Wolfram Liebermeister wolfram.liebermeister@gmail.com INRAE - Unité MaIAGE Domaine de Vilvert 78352 Jouy-en-Josas, France |
DFG-funded research project
"An economic network theory of cell metabolism" (Ll 1676/2-2)
An efficient use of resources such as metabolites, proteins, energy, membrane space, and time is vital for cells. Cells can be studied as economic systems and metabolism is a core component of this system. Mathematical models such as constrained-based, kinetic, and simplified whole-cell models combine knowledge about network structure, thermodynamics, kinetics, enzyme regulation, and allocation of cellular resources. However, these modelling approaches rely on simplifications which limit their accuracy and mutual compatibility.
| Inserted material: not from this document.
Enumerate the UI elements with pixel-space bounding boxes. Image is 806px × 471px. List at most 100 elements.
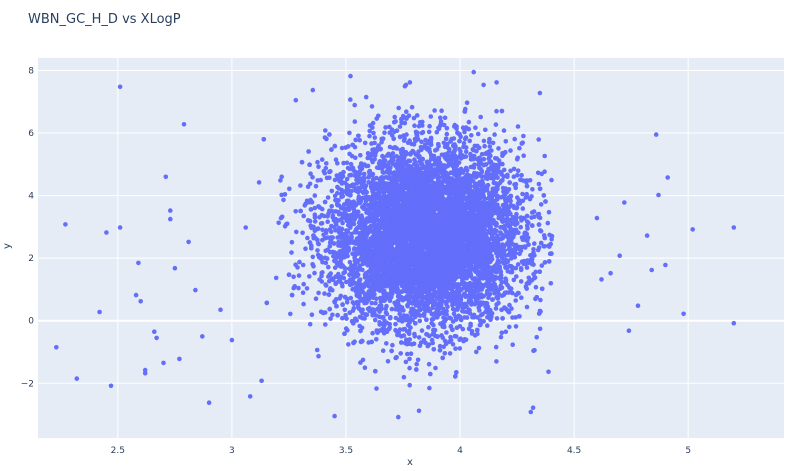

In the project "An economic network theory of cell metabolism", I will develop a unified mathematical theory to study optimal enzyme allocation in cells. The theory, called metabolic economics, extends existing modelling approaches and links them in a new way. The optimality conditions for protein allocation are formulated as economic balance equations, which relate the "economic values" of individual metabolites and enzymes in the network. Metabolic models studied by metabolic economics can be constraint-based or kinetic, and their fitness objectives can score fluxes, metabolite levels, enzyme levels, and cell growth. In addition, I develop a method for flux prediction that combines flux analysis, kinetic modelling, and cost-benefit models of growing cells. I will implement the theoretical concepts and methods in computational workflows, apply them to whole-cell models, and study three biological cases: selection pressures in engineered pathways, the optimal scheduling of enzyme expression in metabolic cycles, and general conditions for symbiosis in bacterial communities. Metabolic economics will extend metabolic modelling, clarify trade-offs between protein investments and metabolic fluxes, and deepen our understanding of enzyme usage in cells.